Au-delà du cas malien, plusieurs configurations sociales peuvent provoquer le délitement sociopolitique. Primo, le décalage entre les normes prescrites et les pratiques des acteurs sur le terrain atteint impunément une certaine proportion sans qu’aucune action ne soit menée ni pour situer les responsabilités ni pour corriger le tir. Secundo, les pouvoirs publics font de la sourde oreille aux voix discordantes venant soit de la société civile et/ou de l’opposition politique. Tertio, le gouvernement tente via des mécanismes de légitimation du pouvoir politique de ne pas donner écho favorable aux griefs, pourtant fondés, de l’une ou de l’autre des parties prenantes de la gouvernance.
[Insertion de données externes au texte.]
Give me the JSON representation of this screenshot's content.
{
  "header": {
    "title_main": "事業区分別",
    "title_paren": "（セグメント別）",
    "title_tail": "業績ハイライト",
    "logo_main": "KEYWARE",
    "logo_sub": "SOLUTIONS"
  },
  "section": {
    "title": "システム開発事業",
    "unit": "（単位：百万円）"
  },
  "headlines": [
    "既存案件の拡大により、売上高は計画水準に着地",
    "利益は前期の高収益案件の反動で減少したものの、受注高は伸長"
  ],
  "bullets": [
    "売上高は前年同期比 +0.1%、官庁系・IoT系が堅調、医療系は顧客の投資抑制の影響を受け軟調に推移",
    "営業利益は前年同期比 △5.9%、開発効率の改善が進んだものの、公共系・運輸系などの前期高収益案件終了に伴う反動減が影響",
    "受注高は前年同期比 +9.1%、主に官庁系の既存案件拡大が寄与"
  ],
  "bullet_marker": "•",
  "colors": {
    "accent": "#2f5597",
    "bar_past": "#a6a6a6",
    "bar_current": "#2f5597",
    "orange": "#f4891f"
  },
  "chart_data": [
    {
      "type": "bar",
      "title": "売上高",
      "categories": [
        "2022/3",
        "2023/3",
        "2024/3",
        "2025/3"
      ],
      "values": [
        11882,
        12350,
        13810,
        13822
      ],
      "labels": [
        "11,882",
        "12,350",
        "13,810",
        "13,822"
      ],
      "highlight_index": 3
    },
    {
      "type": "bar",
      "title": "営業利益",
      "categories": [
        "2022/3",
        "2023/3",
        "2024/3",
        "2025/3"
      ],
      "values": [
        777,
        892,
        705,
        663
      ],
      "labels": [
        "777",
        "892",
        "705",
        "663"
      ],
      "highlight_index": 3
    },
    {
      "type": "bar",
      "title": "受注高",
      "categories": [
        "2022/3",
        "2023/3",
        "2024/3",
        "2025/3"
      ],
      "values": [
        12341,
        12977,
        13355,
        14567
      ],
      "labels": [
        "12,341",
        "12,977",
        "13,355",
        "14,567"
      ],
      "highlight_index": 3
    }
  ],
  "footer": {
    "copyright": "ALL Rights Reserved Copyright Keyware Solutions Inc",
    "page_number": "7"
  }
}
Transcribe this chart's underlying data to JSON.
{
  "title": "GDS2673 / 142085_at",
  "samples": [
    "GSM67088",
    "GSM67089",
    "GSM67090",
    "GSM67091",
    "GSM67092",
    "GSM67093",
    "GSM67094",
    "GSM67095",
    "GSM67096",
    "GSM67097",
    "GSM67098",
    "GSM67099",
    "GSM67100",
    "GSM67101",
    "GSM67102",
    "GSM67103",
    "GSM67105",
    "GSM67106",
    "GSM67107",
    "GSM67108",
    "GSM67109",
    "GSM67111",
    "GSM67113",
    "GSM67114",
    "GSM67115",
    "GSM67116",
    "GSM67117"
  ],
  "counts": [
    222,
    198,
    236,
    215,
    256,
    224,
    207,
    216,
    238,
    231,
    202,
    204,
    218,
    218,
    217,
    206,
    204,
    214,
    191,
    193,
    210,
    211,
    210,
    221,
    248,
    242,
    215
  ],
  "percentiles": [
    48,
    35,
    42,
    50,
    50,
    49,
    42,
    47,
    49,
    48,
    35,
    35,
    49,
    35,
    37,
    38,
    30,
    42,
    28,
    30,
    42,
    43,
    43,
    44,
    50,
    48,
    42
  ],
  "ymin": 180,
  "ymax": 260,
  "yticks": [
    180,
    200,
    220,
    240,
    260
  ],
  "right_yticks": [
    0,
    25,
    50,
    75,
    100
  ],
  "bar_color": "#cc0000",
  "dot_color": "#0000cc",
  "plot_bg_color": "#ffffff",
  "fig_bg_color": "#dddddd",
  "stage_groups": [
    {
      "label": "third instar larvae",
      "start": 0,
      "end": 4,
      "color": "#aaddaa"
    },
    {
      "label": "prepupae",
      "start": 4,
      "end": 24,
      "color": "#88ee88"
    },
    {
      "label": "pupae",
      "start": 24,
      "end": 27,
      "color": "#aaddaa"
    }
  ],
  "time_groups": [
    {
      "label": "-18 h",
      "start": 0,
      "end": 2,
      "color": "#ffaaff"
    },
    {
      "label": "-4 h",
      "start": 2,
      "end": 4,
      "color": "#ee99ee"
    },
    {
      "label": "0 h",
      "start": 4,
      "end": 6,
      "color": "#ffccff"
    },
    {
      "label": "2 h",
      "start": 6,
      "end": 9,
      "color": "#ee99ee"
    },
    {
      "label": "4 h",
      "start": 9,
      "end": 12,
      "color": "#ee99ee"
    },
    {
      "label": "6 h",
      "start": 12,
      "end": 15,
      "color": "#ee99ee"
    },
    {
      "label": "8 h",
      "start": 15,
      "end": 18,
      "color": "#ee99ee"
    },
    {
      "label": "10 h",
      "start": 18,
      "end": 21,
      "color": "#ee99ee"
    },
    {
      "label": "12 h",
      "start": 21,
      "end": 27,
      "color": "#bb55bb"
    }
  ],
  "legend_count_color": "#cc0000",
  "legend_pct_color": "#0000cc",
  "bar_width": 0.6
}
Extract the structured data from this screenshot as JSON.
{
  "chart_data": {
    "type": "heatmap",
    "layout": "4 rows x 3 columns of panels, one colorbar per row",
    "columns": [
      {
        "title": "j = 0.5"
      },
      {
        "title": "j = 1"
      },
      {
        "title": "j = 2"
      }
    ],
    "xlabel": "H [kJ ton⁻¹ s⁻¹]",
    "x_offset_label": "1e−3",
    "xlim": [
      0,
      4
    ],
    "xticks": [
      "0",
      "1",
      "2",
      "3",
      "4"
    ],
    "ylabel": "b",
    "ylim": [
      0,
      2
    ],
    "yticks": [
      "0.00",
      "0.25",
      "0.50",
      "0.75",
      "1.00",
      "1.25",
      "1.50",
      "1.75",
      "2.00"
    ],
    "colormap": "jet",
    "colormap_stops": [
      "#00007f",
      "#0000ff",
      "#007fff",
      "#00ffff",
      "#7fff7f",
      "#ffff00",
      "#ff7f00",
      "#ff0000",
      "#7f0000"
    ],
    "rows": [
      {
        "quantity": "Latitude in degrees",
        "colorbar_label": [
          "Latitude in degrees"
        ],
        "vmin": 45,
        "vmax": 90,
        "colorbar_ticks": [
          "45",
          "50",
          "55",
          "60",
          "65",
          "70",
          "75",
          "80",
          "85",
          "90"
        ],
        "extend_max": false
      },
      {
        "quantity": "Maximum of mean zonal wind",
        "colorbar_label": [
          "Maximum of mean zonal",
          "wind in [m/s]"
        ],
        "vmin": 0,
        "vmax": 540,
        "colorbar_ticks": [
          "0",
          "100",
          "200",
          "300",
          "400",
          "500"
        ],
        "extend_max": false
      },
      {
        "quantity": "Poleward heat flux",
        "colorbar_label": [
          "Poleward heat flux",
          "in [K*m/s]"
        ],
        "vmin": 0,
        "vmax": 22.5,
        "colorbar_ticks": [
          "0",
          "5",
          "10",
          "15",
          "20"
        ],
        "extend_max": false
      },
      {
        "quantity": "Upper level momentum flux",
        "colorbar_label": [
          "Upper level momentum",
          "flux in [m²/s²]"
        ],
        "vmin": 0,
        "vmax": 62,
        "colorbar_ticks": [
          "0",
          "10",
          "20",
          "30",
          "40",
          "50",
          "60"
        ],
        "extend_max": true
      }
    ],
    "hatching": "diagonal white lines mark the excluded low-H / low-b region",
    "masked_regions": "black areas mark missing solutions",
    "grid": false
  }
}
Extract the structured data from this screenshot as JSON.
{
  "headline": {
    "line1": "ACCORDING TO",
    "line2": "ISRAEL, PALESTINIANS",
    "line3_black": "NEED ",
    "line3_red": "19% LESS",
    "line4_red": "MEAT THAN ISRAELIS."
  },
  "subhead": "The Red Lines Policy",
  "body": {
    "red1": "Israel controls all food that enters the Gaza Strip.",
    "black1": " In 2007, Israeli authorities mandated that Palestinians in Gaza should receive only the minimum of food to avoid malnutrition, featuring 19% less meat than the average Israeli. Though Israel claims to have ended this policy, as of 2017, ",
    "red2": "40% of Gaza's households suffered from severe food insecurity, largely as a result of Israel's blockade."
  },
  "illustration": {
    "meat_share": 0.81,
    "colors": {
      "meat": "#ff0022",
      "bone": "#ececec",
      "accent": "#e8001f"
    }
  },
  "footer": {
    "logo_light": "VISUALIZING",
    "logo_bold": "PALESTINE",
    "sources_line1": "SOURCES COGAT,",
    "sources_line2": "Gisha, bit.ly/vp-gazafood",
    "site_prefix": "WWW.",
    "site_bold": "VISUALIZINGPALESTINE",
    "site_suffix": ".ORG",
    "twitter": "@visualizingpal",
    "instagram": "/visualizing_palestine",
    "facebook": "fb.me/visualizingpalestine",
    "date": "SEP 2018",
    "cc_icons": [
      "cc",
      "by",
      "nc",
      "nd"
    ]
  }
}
L’inventaire des cas de figures que nous proposons ici, est loin d’être exhaustif. Mais, il nous semble significatif pour fournir aux administrateurs publics un cadre pour comprendre, comment dans le quotidien d’une gestion peu transparente, arbitraire et irresponsable des affaires publiques, se forgent, s’entrelacent et s’enchevêtrent des facteurs de déstabilisation de l’Etat. Accroître l’engagement des citoyens locaux et construire une société plus démocratique à travers la poursuite des principes de bonne gouvernance permettront d’entretenir une harmonie entre les acteurs étatiques et non-étatiques malgré les rivalités partisanes. Ces dernières devraient se fonder sur des idéologies et des visions claires pour la préservation des intérêts communs plutôt que sur des querelles de personnes encore moins sur des luttes de classes sociales. La performance des politiques mises en œuvre, les perceptions des citoyens quant à leur efficience et leur engagement civique à participer à la construction du destin commun semblent constituer le rempart contre l’instabilité politique.